Companies backed by private equity (PE), including venture capital (VC) firms, are growing faster when compared with companies that did not have any PE-VC funding as also faster than publicly listed firms and stock market indices such as the Sensex, Nifty and CNX Midcap, according to a study by Venture Intelligence, a research firm.
On average, in the five-year period ended 2016, PE-backed firms saw sales growth of 40% while non-PE backed firms grew by 15%.
The study, conducted along with Prof. Thillai Rajan A. of the Department of Management Studies at IIT-Madras, said that in the period, PE-VC firms invested more than $72 billion in Indian companies, or more than 6.5 times what corporate India raised via initial public offerings in the same period. PE-VC investors have been the driving force behind many major new industries such as IT-enabled services, cloud computing, financial technologies, microfinance and e-commerce.
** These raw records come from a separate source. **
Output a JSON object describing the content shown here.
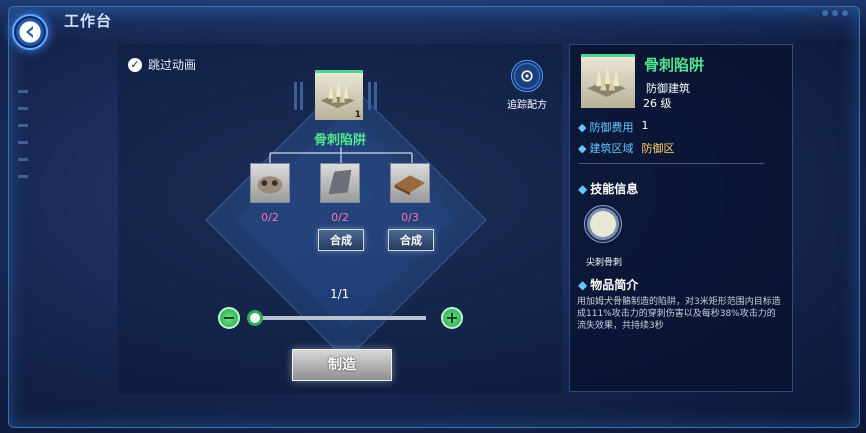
{
  "header": {
    "title": "工作台"
  },
  "left": {
    "skip_animation_label": "跳过动画",
    "target_item": {
      "name": "骨刺陷阱",
      "count": "1"
    },
    "materials": [
      {
        "icon": "bone-material-icon",
        "count": "0/2",
        "has_synth": false
      },
      {
        "icon": "stone-shard-icon",
        "count": "0/2",
        "has_synth": true
      },
      {
        "icon": "wood-plank-icon",
        "count": "0/3",
        "has_synth": true
      }
    ],
    "synth_label": "合成",
    "track_recipe_label": "追踪配方",
    "quantity": "1/1",
    "slider_value": 0,
    "make_label": "制造"
  },
  "detail": {
    "name": "骨刺陷阱",
    "type": "防御建筑",
    "level": "26 级",
    "stats": [
      {
        "label": "防御费用",
        "value": "1",
        "highlight": false
      },
      {
        "label": "建筑区域",
        "value": "防御区",
        "highlight": true
      }
    ],
    "skills_title": "技能信息",
    "skill_name": "尖刺骨刺",
    "description_title": "物品简介",
    "description": "用加姆犬骨骼制造的陷阱，对3米矩形范围内目标造成111%攻击力的穿刺伤害以及每秒38%攻击力的流失效果，共持续3秒"
  },
  "colors": {
    "item_green": "#53e38f",
    "count_pink": "#ff6fb0",
    "accent_blue": "#66c6ff",
    "area_yellow": "#ffd36b"
  }
}
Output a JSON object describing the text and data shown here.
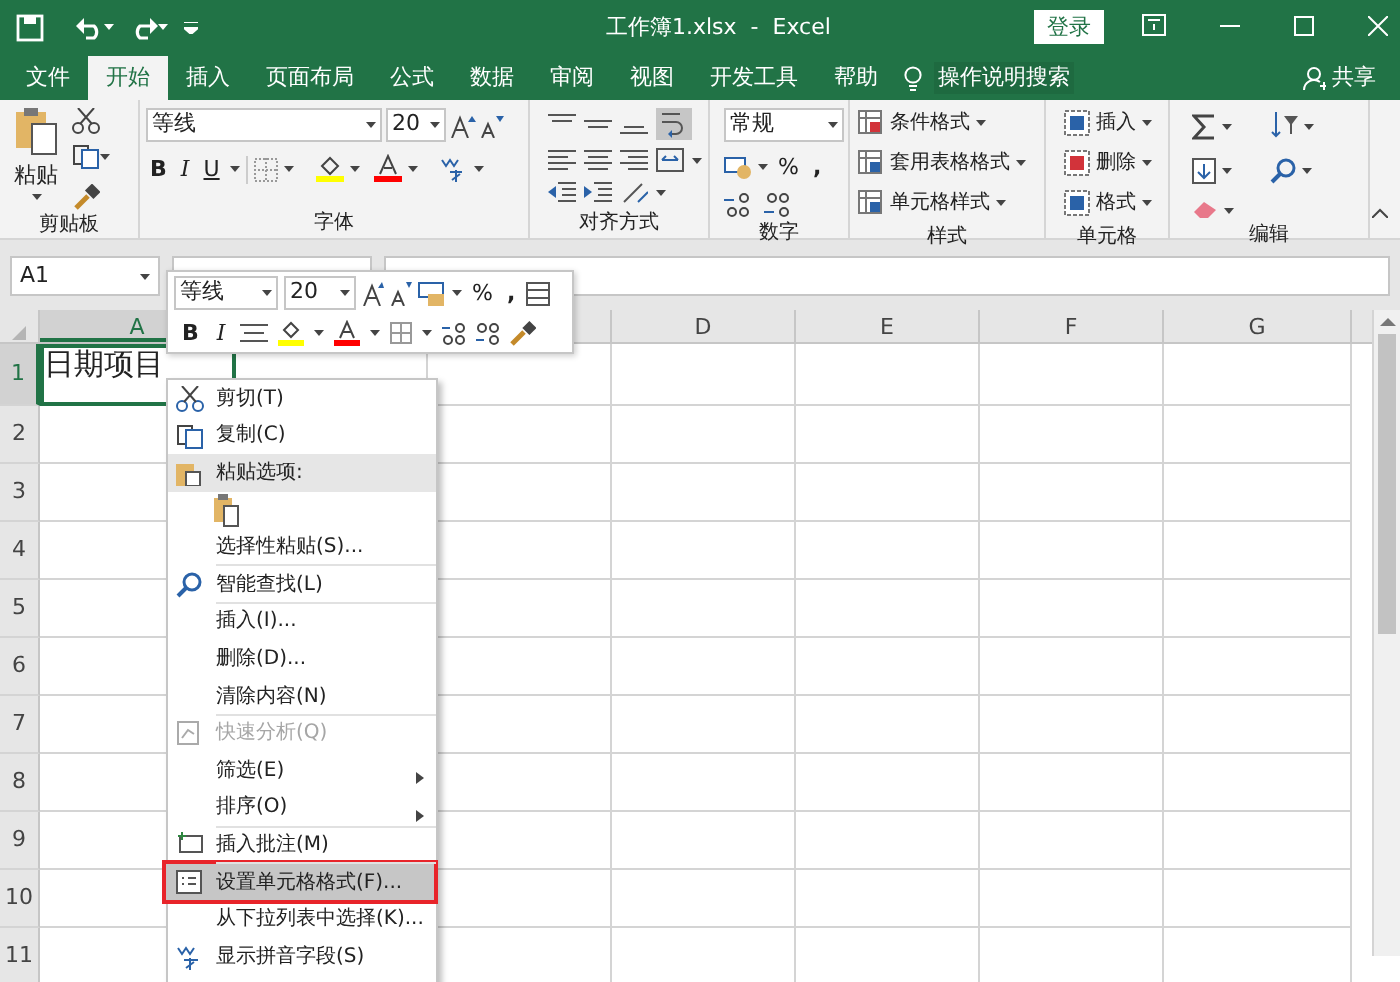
{
  "title_bar": {
    "title": "工作簿1.xlsx  -  Excel",
    "sign_in": "登录"
  },
  "ribbon_tabs": [
    {
      "label": "文件",
      "selected": false
    },
    {
      "label": "开始",
      "selected": true
    },
    {
      "label": "插入",
      "selected": false
    },
    {
      "label": "页面布局",
      "selected": false
    },
    {
      "label": "公式",
      "selected": false
    },
    {
      "label": "数据",
      "selected": false
    },
    {
      "label": "审阅",
      "selected": false
    },
    {
      "label": "视图",
      "selected": false
    },
    {
      "label": "开发工具",
      "selected": false
    },
    {
      "label": "帮助",
      "selected": false
    }
  ],
  "tell_me": "操作说明搜索",
  "share": "共享",
  "ribbon": {
    "clipboard": {
      "paste": "粘贴",
      "label": "剪贴板"
    },
    "font": {
      "name": "等线",
      "size": "20",
      "bold": "B",
      "italic": "I",
      "underline": "U",
      "label": "字体"
    },
    "alignment": {
      "label": "对齐方式",
      "wrap_on": true
    },
    "number": {
      "format": "常规",
      "percent": "%",
      "comma": ",",
      "label": "数字"
    },
    "styles": {
      "buttons": [
        "条件格式",
        "套用表格格式",
        "单元格样式"
      ],
      "label": "样式"
    },
    "cells": {
      "buttons": [
        "插入",
        "删除",
        "格式"
      ],
      "label": "单元格"
    },
    "editing": {
      "label": "编辑"
    }
  },
  "name_box": "A1",
  "mini_toolbar": {
    "font": "等线",
    "size": "20",
    "percent": "%",
    "comma": ",",
    "bold": "B",
    "italic": "I"
  },
  "columns": [
    "A",
    "D",
    "E",
    "F",
    "G"
  ],
  "rows": [
    "1",
    "2",
    "3",
    "4",
    "5",
    "6",
    "7",
    "8",
    "9",
    "10",
    "11"
  ],
  "cell_a1": "日期项目",
  "context_menu": [
    {
      "kind": "item",
      "label": "剪切(T)",
      "disabled": false,
      "selected": false
    },
    {
      "kind": "item",
      "label": "复制(C)",
      "disabled": false,
      "selected": false
    },
    {
      "kind": "header",
      "label": "粘贴选项:"
    },
    {
      "kind": "paste-options"
    },
    {
      "kind": "item",
      "label": "选择性粘贴(S)...",
      "disabled": false,
      "selected": false
    },
    {
      "kind": "separator"
    },
    {
      "kind": "item",
      "label": "智能查找(L)",
      "disabled": false,
      "selected": false
    },
    {
      "kind": "separator"
    },
    {
      "kind": "item",
      "label": "插入(I)...",
      "disabled": false,
      "selected": false
    },
    {
      "kind": "item",
      "label": "删除(D)...",
      "disabled": false,
      "selected": false
    },
    {
      "kind": "item",
      "label": "清除内容(N)",
      "disabled": false,
      "selected": false
    },
    {
      "kind": "separator"
    },
    {
      "kind": "item",
      "label": "快速分析(Q)",
      "disabled": true,
      "selected": false
    },
    {
      "kind": "submenu",
      "label": "筛选(E)",
      "disabled": false,
      "selected": false
    },
    {
      "kind": "submenu",
      "label": "排序(O)",
      "disabled": false,
      "selected": false
    },
    {
      "kind": "separator"
    },
    {
      "kind": "item",
      "label": "插入批注(M)",
      "disabled": false,
      "selected": false
    },
    {
      "kind": "separator"
    },
    {
      "kind": "item",
      "label": "设置单元格格式(F)...",
      "disabled": false,
      "selected": true,
      "annotated": true
    },
    {
      "kind": "item",
      "label": "从下拉列表中选择(K)...",
      "disabled": false,
      "selected": false
    },
    {
      "kind": "item",
      "label": "显示拼音字段(S)",
      "disabled": false,
      "selected": false
    }
  ]
}
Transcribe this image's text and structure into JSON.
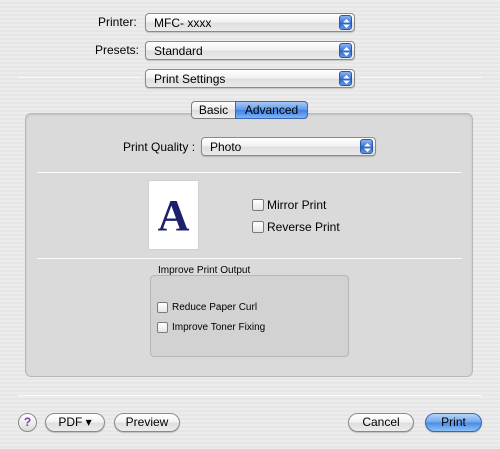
{
  "printer": {
    "label": "Printer:",
    "value": "MFC- xxxx"
  },
  "presets": {
    "label": "Presets:",
    "value": "Standard"
  },
  "section_popup": {
    "value": "Print Settings"
  },
  "tabs": [
    {
      "label": "Basic"
    },
    {
      "label": "Advanced",
      "selected": true
    }
  ],
  "print_quality": {
    "label": "Print Quality :",
    "value": "Photo"
  },
  "preview": {
    "letter": "A"
  },
  "options": {
    "mirror_print": {
      "label": "Mirror Print",
      "checked": false
    },
    "reverse_print": {
      "label": "Reverse Print",
      "checked": false
    }
  },
  "improve_group": {
    "title": "Improve Print Output",
    "reduce_paper_curl": {
      "label": "Reduce Paper Curl",
      "checked": false
    },
    "improve_toner_fixing": {
      "label": "Improve Toner Fixing",
      "checked": false
    }
  },
  "footer": {
    "help_label": "?",
    "pdf_label": "PDF ▾",
    "preview_label": "Preview",
    "cancel_label": "Cancel",
    "print_label": "Print"
  },
  "icons": {
    "popup_arrows": "up-down-arrows-icon",
    "help": "question-mark-icon"
  },
  "colors": {
    "accent": "#3f80df",
    "preview_letter": "#1c1f6e"
  }
}
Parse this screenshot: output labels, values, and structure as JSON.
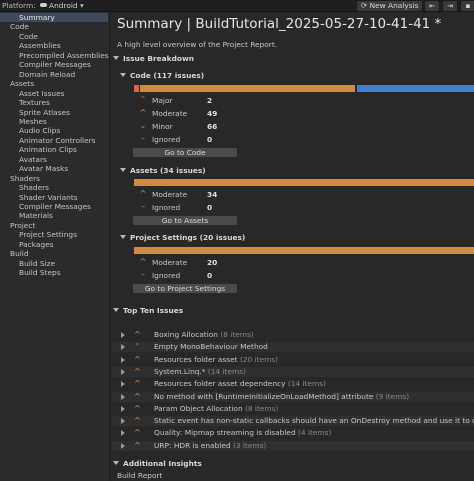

The CAGR for capital raised from IPOs in 2011-16 was about 8%, whereas the CAGR for PE-VC investment was 14.9%.
Significantly, the average annual growth rate of profits for PE-VC funded companies in the study was the lowest at -73%.
Arun Natarajan, MD, Venture Intelligence, said, “When a firm is backed by PE/VC, the top line growth has been phenomenal. The focus is on longer-term growth. However, they sacrifice the bottom line in the short and medium term.” Venture Intelligence also engaged with four entrepreneurs from across sectors to understand their experience in obtaining investments.